Os transitários terão que fazer tudo isto para ter custos competitivos, maior fidelização e satisfação do cliente, e, naturalmente, rentabilidade. Transitários digitais quer nas suas operações internas quer externas, total conectividade com ecossistemas digitais e com emarketplaces serão a nova normalidade no pós-covid19.

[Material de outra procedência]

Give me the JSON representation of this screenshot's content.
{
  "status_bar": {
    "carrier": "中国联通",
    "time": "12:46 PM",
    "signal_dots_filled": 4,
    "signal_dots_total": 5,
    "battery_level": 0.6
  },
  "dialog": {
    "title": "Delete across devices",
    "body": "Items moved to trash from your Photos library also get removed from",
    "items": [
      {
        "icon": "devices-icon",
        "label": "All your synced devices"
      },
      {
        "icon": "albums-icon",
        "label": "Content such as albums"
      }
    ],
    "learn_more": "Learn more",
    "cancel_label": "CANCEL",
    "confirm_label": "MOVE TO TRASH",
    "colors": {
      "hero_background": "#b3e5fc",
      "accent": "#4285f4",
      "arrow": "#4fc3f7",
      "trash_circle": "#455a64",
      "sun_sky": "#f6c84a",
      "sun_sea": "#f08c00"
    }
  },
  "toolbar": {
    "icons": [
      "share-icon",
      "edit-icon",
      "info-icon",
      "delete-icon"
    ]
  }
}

Nesta nova realidade, torna-se ainda mais relevante a integração dos transitários e a sua participação no desenvolvimento no novo ecossistema logístico nacional, designado de Janela Única Logística (JUL). Será essencial para o desenvolvimento dos seus negócios e criação de valor nas redes logísticas e portuárias, pois a JUL será o sistema de referência para a utilização das cadeias logísticas de base marítima no nosso território, e por ela chegaremos também a sistemas de outras regiões do globo.

Através deste ecossistema os atores das redes logísticas e as autoridades partilharão informação em tempo real e alinham processos para assegurar a sincronização das operações, de forma a permitir: Processos harmonizados nos portos nacionais e cadeias multimodais; Suporte a corredores sincromodais transfronteiriços (Portugal/Espanha); Relacionamento ágil e desmaterializado com as autoridades; Cobertura dos processos de última milha com recurso a aplicações simples e de baixo custo (incluindo aplicações móveis); Ligação a outros ecossistemas remotos do foreland e de agrupamentos de players.

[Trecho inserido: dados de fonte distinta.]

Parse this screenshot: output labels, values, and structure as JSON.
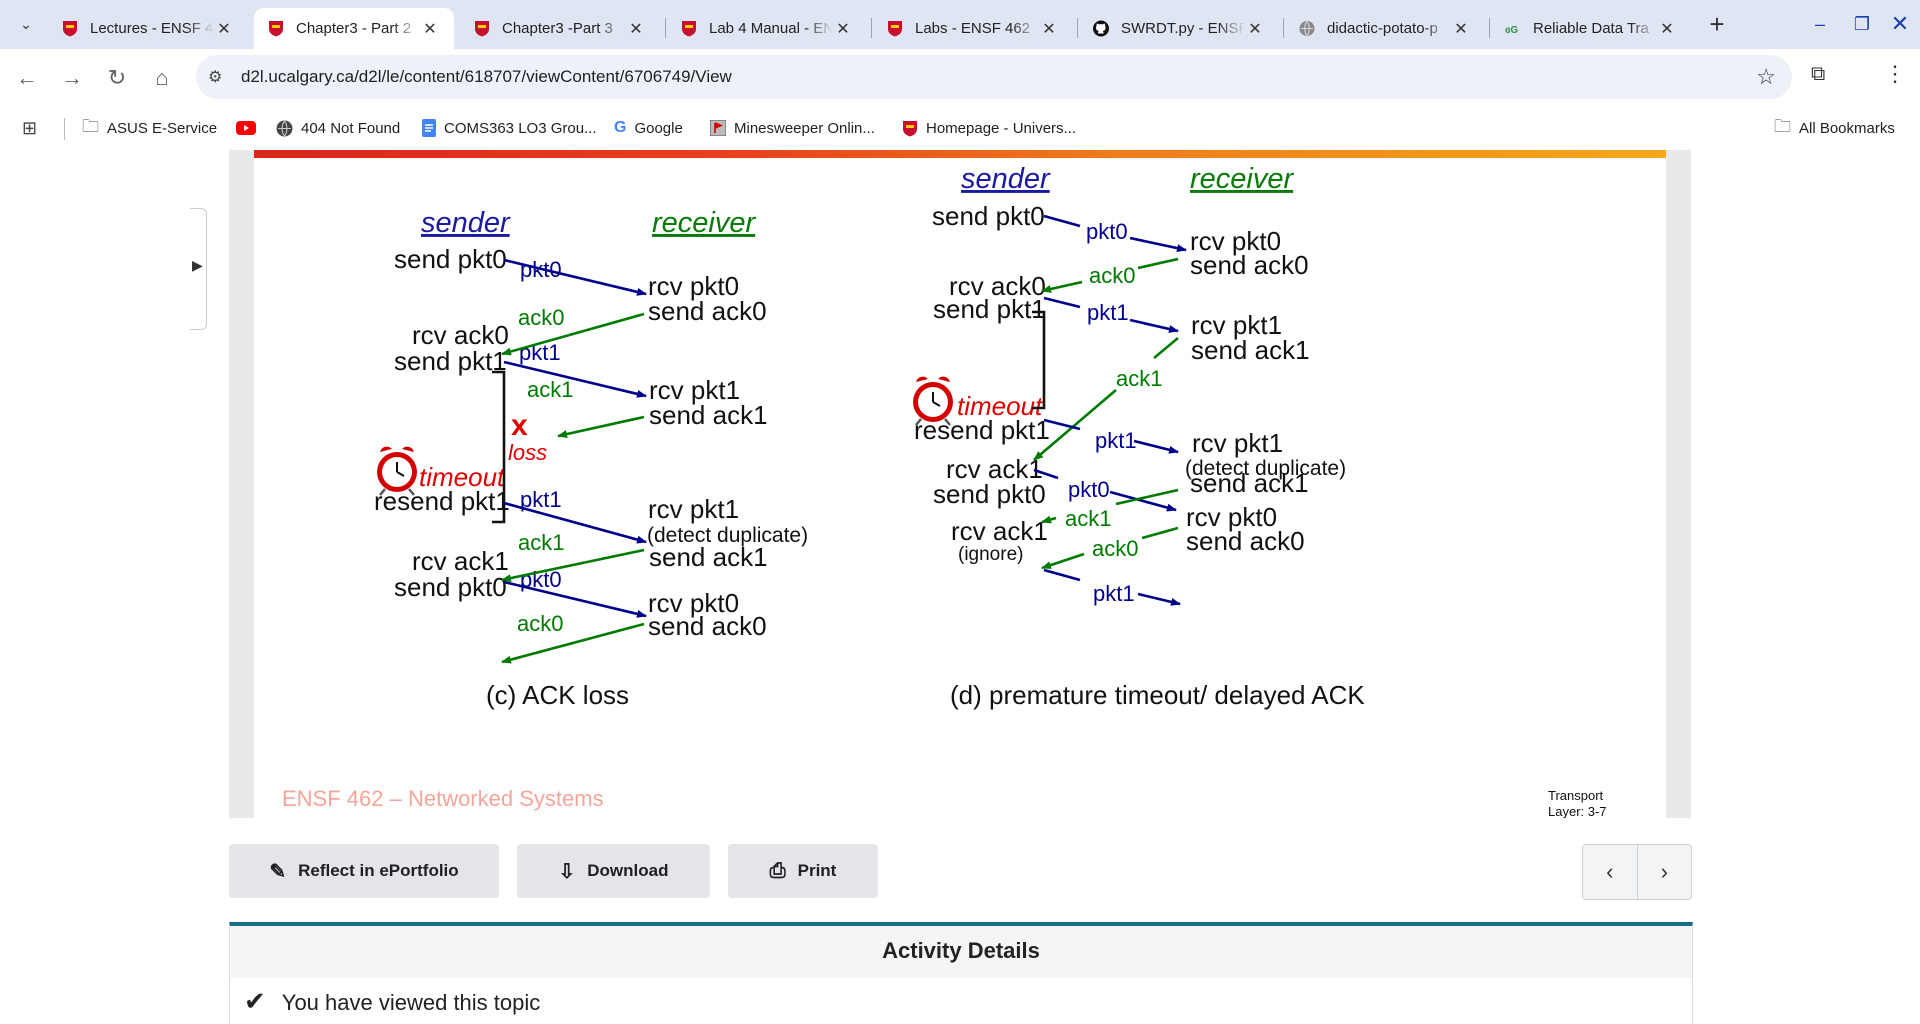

Com a participação dos transitários, a implementação desta solução tecnológica irá permitir colocar os portos nacionais e as cadeias logísticas que os utilizam, na liderança do estado-da-arte dos processos de digitalização. Era o caminho que estávamos a percorrer e, face ao que foi anteriormente referido, ganha agora uma redobrada importância.  

Com a JUL a funcionar em todos os portos e nas cadeias de ligação ao hinterland e ao foreland, teremos toda a camada operacional suportada com procedimentos ágeis e eletrónicos, para que as cadeias logísticas de base marítima sejam suaves e previsíveis. 

Mas o futuro não termina aqui. Com a JUL a funcionar abrem-se ainda outras “janelas” de oportunidade para o futuro. Para além da possibilidade do transporte aéreo, teremos as condições para trabalhar nas camadas mais superiores em termos de Business Intelligence. Passo a explicar melhor, dando três exemplos concretos. 

Com a entrada em funcionamento da JUL cria-se um potencial muito significativo para explorar uma rede de big data e partilha de dados que pode desbloquear um conjunto de novos mecanismos de colaboração e digitalização das comunidades portuárias e logísticas. 

Por outro lado, a JUL será um ecossistema digital aberto para que as empresas tecnológicas possam desenvolver novas aplicações inovadoras, tirando partido de uma plena integração com esta plataforma. 

Finalmente, abre-se a oportunidade de desenvolvimento de uma nova camada de emarketplace, onde os prestadores de serviços logísticos publicitam a sua oferta e os consumidores fazem cenários de rotas e, sempre que autorizado, de estimativa de custos, formalizada numa rede pública de serviços logísticos que integra os portos como um dos pontos da rede intermodal de transporte de mercadorias. Depois, a integração destes serviços com emarketplaces globais será um caminho natural.

E onde é que entram aqui os transitários? A resposta certa é: em todas as vertentes referidas. A atuação multifacetada dos transitários no mercado, conforme já foi referido anteriormente, assim o obrigará.

Termino voltando ao início. A atividade transitária tem tido um papel fundamental na mitigação do impacto negativo da Pandemia. Permitiu que o abastecimento dos serviços essenciais e da sociedade se mantivesse a funcionar sem entrar em colapso em nenhuma área. 

Para o futuro, o processo de digitalização que já estava em curso acelerou e a sociedade transformou-se. A escolha e a confiança do transitário com os seus clientes será intensificada através dos canais digitais. A capacidade de adaptação dos transitários e as suas características “lusas” certamente ajudarão neste processo de transformação. 

A confiança digital perante o cliente e a participação nas soluções nacionais de digitalização são dois pilares que os transitários portugueses não deixarão de abraçar para o futuro.  

Obrigado Transitários. A sociedade agradece!